Une vingtaine de propriétaires d’immeubles sont débarqués à l’hôtel de ville de Lac-Simon, vendredi après-midi, lors d’une séance extraordinaire du conseil municipal au cours de laquelle les certificats de signature des registres des 75 règlements d’urbanisme intégrés dans le règlement U-22-2 ont été déposés.
Pendant une période de questions qui a duré plus de 90 minutes, le ton est monté à plusieurs reprises et les critiques ont été vives à l’endroit du maire Jean-Paul Descoeurs et de ses conseillers.
À partir du 25 mars, rappelons-le, tous les Québécois pourront louer leur résidence principale pour une période de 31 jours ou moins sans qu’un règlement municipal puisse leur en interdire la possibilité, en vertu des dispositions du projet de loi provincial 67 qui entreront en vigueur.

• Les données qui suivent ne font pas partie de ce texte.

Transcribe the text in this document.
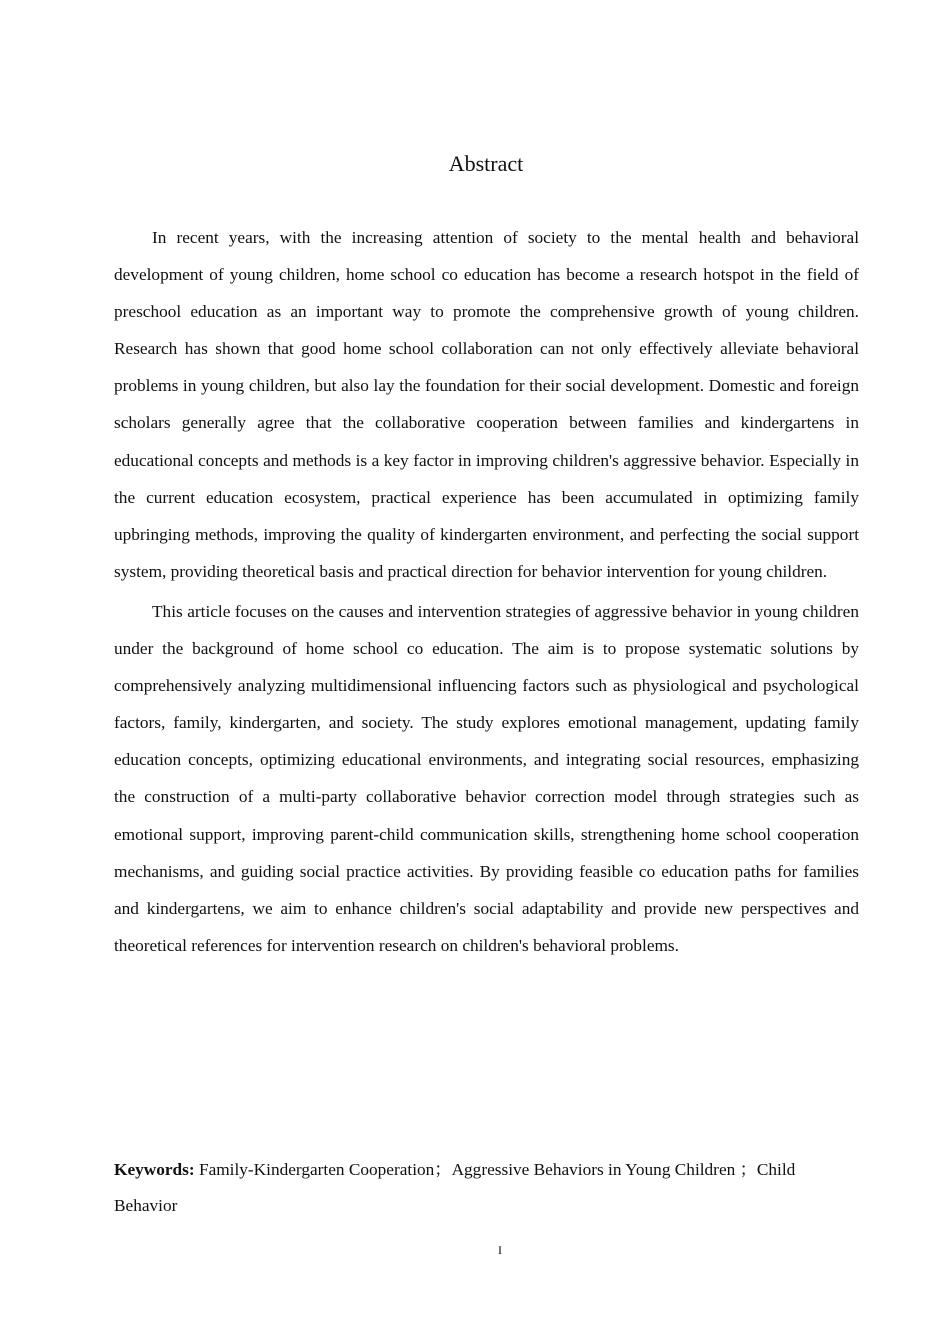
Abstract

In recent years, with the increasing attention of society to the mental health and behavioral development of young children, home school co education has become a research hotspot in the field of preschool education as an important way to promote the comprehensive growth of young children. Research has shown that good home school collaboration can not only effectively alleviate behavioral problems in young children, but also lay the foundation for their social development. Domestic and foreign scholars generally agree that the collaborative cooperation between families and kindergartens in educational concepts and methods is a key factor in improving children's aggressive behavior. Especially in the current education ecosystem, practical experience has been accumulated in optimizing family upbringing methods, improving the quality of kindergarten environment, and perfecting the social support system, providing theoretical basis and practical direction for behavior intervention for young children.

This article focuses on the causes and intervention strategies of aggressive behavior in young children under the background of home school co education. The aim is to propose systematic solutions by comprehensively analyzing multidimensional influencing factors such as physiological and psychological factors, family, kindergarten, and society. The study explores emotional management, updating family education concepts, optimizing educational environments, and integrating social resources, emphasizing the construction of a multi-party collaborative behavior correction model through strategies such as emotional support, improving parent-child communication skills, strengthening home school cooperation mechanisms, and guiding social practice activities. By providing feasible co education paths for families and kindergartens, we aim to enhance children's social adaptability and provide new perspectives and theoretical references for intervention research on children's behavioral problems.

Keywords: Family-Kindergarten Cooperation；Aggressive Behaviors in Young Children ；Child Behavior
I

Les municipalités peuvent limiter ou interdire l’offre d’hébergement touristique de type Airbnb dans une résidence principale à certaines zones de leur territoire en modifiant leurs règlements de zonage, mais ces ajustements doivent passer par un processus référendaire.
À Lac-Simon, la signature de registre pour les 75 zones du territoire a eu lieu le 12 mars. Huit zones ont obtenu le nombre de demandes nécessaires pour passer à l’étape du référendum. Pour une quinzaine d’autres zones, il ne manquait qu’un seul vote pour que le nombre requis de signatures soit atteint pour la tenue d’un référendum. Des écarts de moins de cinq signatures ont été également enregistrés à plus d’une reprise au terme de l’exercice.
Préavis trop court?
De l’avis de plusieurs propriétaires présents à la mairie, vendredi, l’administration a intentionnellement «fait le minimum» pour communiquer les détails entourant la tenue des registres alors que l’avis public a été publié cinq jours avant l’ouverture de ceux-ci, à deux endroits dans la municipalité ainsi que sur le site Internet et la page Facebook de Lac-Simon.
Selon la Loi sur les élections et les référendums dans les municipalités, l’avis public doit être donné au moins cinq jours avant l’ouverture d’un registre. Pour «un dossier chaud qui va diviser la population», Lac-Simon aurait dû communiquer l’information plus tôt, a clamé un citoyen qui a accusé le conseil de manquer de transparence.
Le bulletin municipal, envoyé par la poste à chaque adresse du territoire au début du mois de mars, ne contenait aucune mention sur le sujet, ont soulevé plusieurs personnes présentes.
«Quand je reçois une infolettre avec un dessin de lapin (de Pâques) en arrière et qu’on ne parle pas d’un registre qui est si important, je trouve ça aberrant. Ça n’a pas de bon sens. […] Dans votre intérieur, vous ne pensiez pas que c’était pertinent de le mettre dans l’infolettre?», a lancé aux élus Martin Dupras.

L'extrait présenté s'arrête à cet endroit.